As Mr Burnham is one of the most prominent Catholics in Westminster, his criticism is powerful. "The absolute bedrock of all Christianity is that everyone should be equal in the eyes [of God]. The Church has almost been having a campaign against equality – that some people aren't as equal as others. I think that's where it's lost its way. It has been preaching that there are second-class citizens.

"I have been a bit alienated by the moral absolutism of recent times where people sit in judgement of other people's lives – particularly sometimes people whose own lives didn't give them the authority to preach in that way."

By contrast, Mr Burnham says he is encouraged by the election of Pope Francis, who began his papacy pledging to tackle inequality. "You couldn't possibly be on the ground in Buenos Aires and be turning away people whose lives weren't perfect, could you?"

Mr Burnham is also on a mission to keep the NHS true to its Bevanite roots and to prevent what he says is back-door privatisation of the health service.

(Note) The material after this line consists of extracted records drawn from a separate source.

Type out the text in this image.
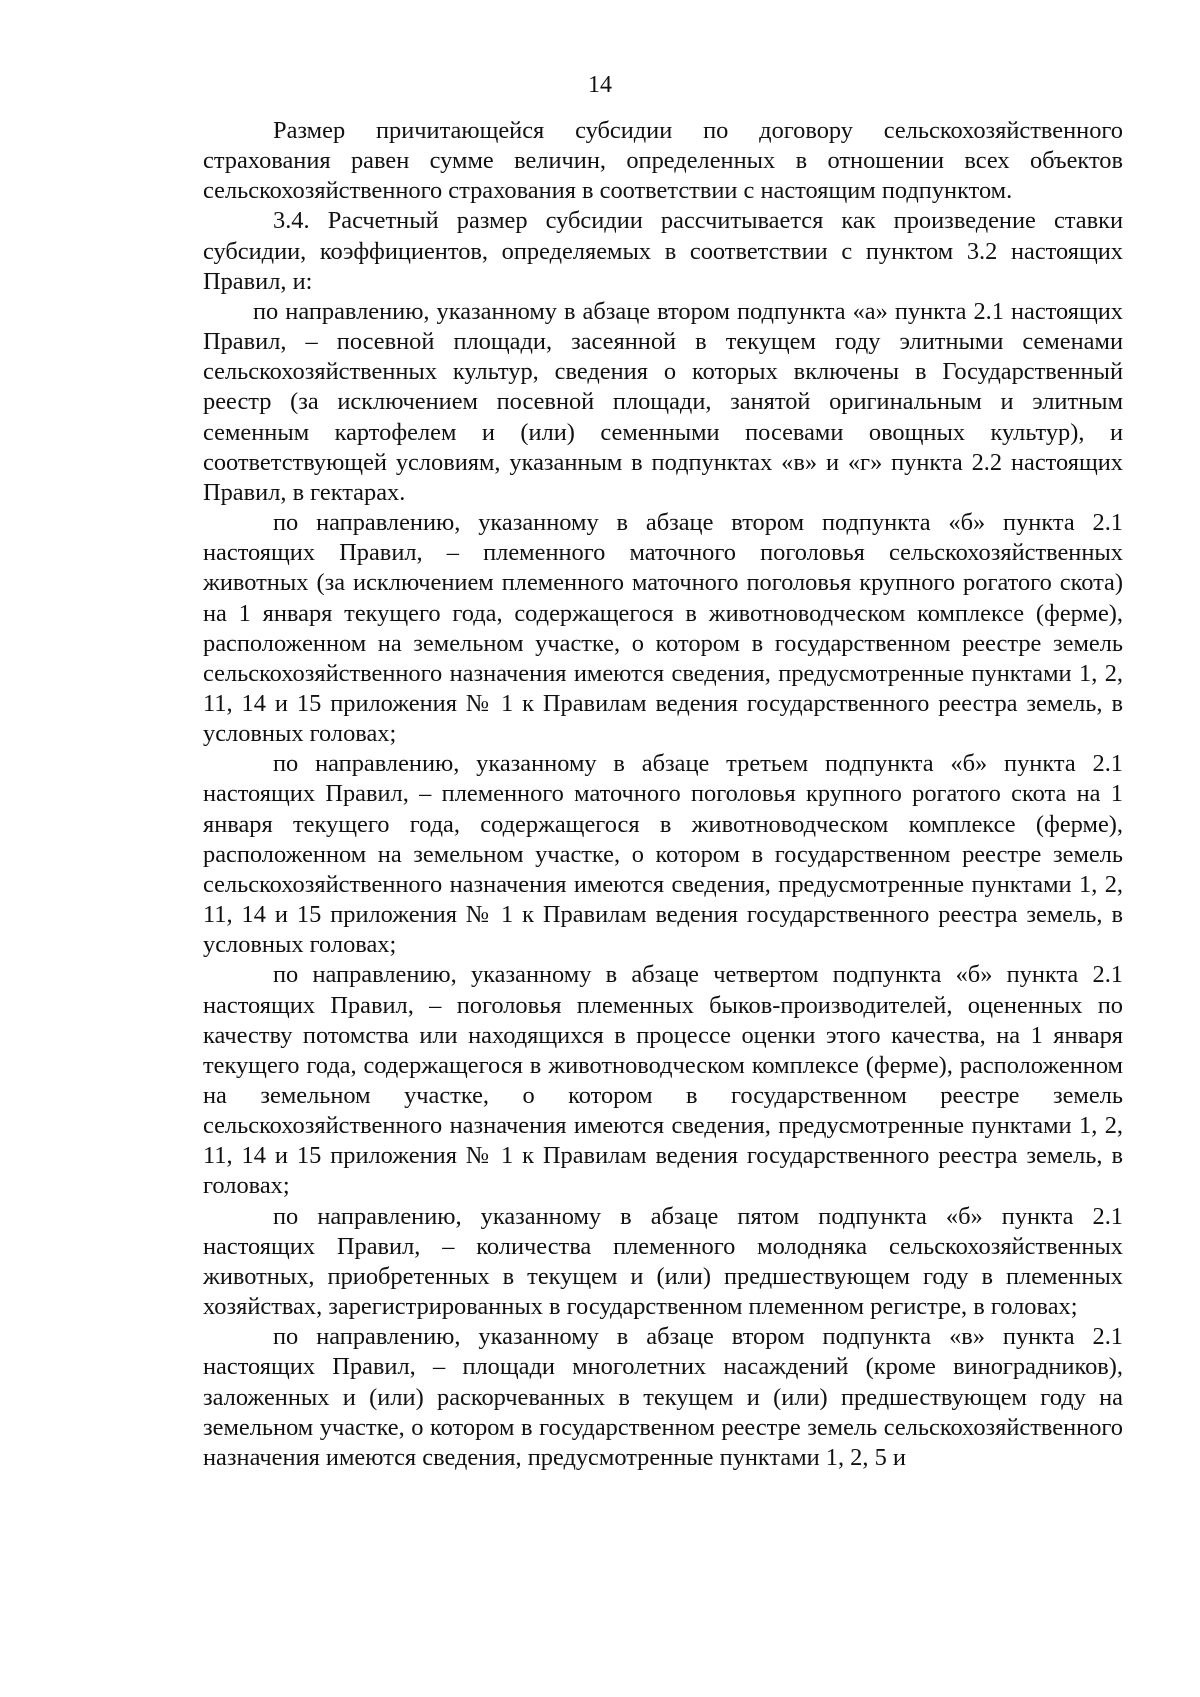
14

Размер причитающейся субсидии по договору сельскохозяйственного страхования равен сумме величин, определенных в отношении всех объектов сельскохозяйственного страхования в соответствии с настоящим подпунктом.

3.4. Расчетный размер субсидии рассчитывается как произведение ставки субсидии, коэффициентов, определяемых в соответствии с пунктом 3.2 настоящих Правил, и:

по направлению, указанному в абзаце втором подпункта «а» пункта 2.1 настоящих Правил, – посевной площади, засеянной в текущем году элитными семенами сельскохозяйственных культур, сведения о которых включены в Государственный реестр (за исключением посевной площади, занятой оригинальным и элитным семенным картофелем и (или) семенными посевами овощных культур), и соответствующей условиям, указанным в подпунктах «в» и «г» пункта 2.2 настоящих Правил, в гектарах.

по направлению, указанному в абзаце втором подпункта «б» пункта 2.1 настоящих Правил, – племенного маточного поголовья сельскохозяйственных животных (за исключением племенного маточного поголовья крупного рогатого скота) на 1 января текущего года, содержащегося в животноводческом комплексе (ферме), расположенном на земельном участке, о котором в государственном реестре земель сельскохозяйственного назначения имеются сведения, предусмотренные пунктами 1, 2, 11, 14 и 15 приложения № 1 к Правилам ведения государственного реестра земель, в условных головах;

по направлению, указанному в абзаце третьем подпункта «б» пункта 2.1 настоящих Правил, – племенного маточного поголовья крупного рогатого скота на 1 января текущего года, содержащегося в животноводческом комплексе (ферме), расположенном на земельном участке, о котором в государственном реестре земель сельскохозяйственного назначения имеются сведения, предусмотренные пунктами 1, 2, 11, 14 и 15 приложения № 1 к Правилам ведения государственного реестра земель, в условных головах;

по направлению, указанному в абзаце четвертом подпункта «б» пункта 2.1 настоящих Правил, – поголовья племенных быков-производителей, оцененных по качеству потомства или находящихся в процессе оценки этого качества, на 1 января текущего года, содержащегося в животноводческом комплексе (ферме), расположенном на земельном участке, о котором в государственном реестре земель сельскохозяйственного назначения имеются сведения, предусмотренные пунктами 1, 2, 11, 14 и 15 приложения № 1 к Правилам ведения государственного реестра земель, в головах;

по направлению, указанному в абзаце пятом подпункта «б» пункта 2.1 настоящих Правил, – количества племенного молодняка сельскохозяйственных животных, приобретенных в текущем и (или) предшествующем году в племенных хозяйствах, зарегистрированных в государственном племенном регистре, в головах;

по направлению, указанному в абзаце втором подпункта «в» пункта 2.1 настоящих Правил, – площади многолетних насаждений (кроме виноградников), заложенных и (или) раскорчеванных в текущем и (или) предшествующем году на земельном участке, о котором в государственном реестре земель сельскохозяйственного назначения имеются сведения, предусмотренные пунктами 1, 2, 5 и
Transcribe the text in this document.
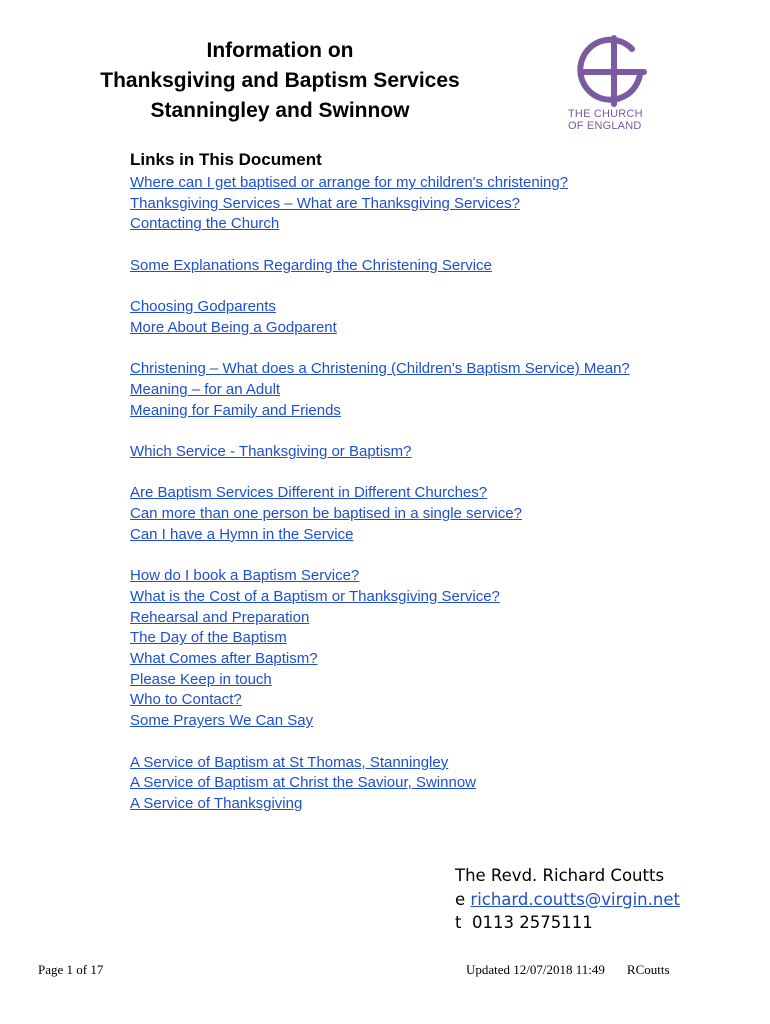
Information on
Thanksgiving and Baptism Services
Stanningley and Swinnow	THE CHURCH
OF ENGLAND
Links in This Document
Where can I get baptised or arrange for my children's christening?
Thanksgiving Services – What are Thanksgiving Services?
Contacting the Church
Some Explanations Regarding the Christening Service
Choosing Godparents
More About Being a Godparent
Christening – What does a Christening (Children's Baptism Service) Mean?
Meaning – for an Adult
Meaning for Family and Friends
Which Service - Thanksgiving or Baptism?
Are Baptism Services Different in Different Churches?
Can more than one person be baptised in a single service?
Can I have a Hymn in the Service
How do I book a Baptism Service?
What is the Cost of a Baptism or Thanksgiving Service?
Rehearsal and Preparation
The Day of the Baptism
What Comes after Baptism?
Please Keep in touch
Who to Contact?
Some Prayers We Can Say
A Service of Baptism at St Thomas, Stanningley
A Service of Baptism at Christ the Saviour, Swinnow
A Service of Thanksgiving
The Revd. Richard Coutts
e richard.coutts@virgin.net
t 0113 2575111
Page 1 of 17	Updated 12/07/2018 11:49 RCoutts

Despite conceding a U-turn on competition earlier this month, the Health Secretary, Jeremy Hunt, has left the door wide open to the free market in new regulations that will come into force in a week's time. Mr Burnham's claim is backed up by a legal opinion and a House of Lords legislative scrutiny committee.

Tomorrow, he will lead a powerful coalition of unions, doctors and the royal colleges in Westminster to campaign for the regulations to be changed.

The newly drafted rules governing GP-led clinical commissioning groups (CCGs), which will control £60bn of health spending, say that contracts can be awarded to "a single provider without advertising an intention to seek offers from providers". But, crucially, they add that in such cases "the relevant body [must be] satisfied that the services to which the contract relates are capable of being provided only by that provider". Cutting through the legalese, this, critics say, opens the door to competition because in the vast majority of cases, there are many organisations, including private firms, that are "capable" of providing the service.

Mr Burnham says: "It's a real question of trust and whether or not ministers are making promises they are basically not keeping. Every time they bring forward regulations, the practical effect is that they are mandating CCGs to put everything out to open tender. It was a mandate for privatisation, and that's how it's turning out. Now the true ideological intent of the Bill is being laid bare. Competition is being driven to the heart of the system. It ends 65 years of history."

Mr Burnham's big idea is for "whole person care" – merging budgets for social care and health so that more older people are looked after in their homes rather than in hospital, where they often don't need to be.

He insists that Labour "will win the next election" if the party can "come up with ideas that give answers to people in their lives" – and, like the Catholic Church, remember its roots.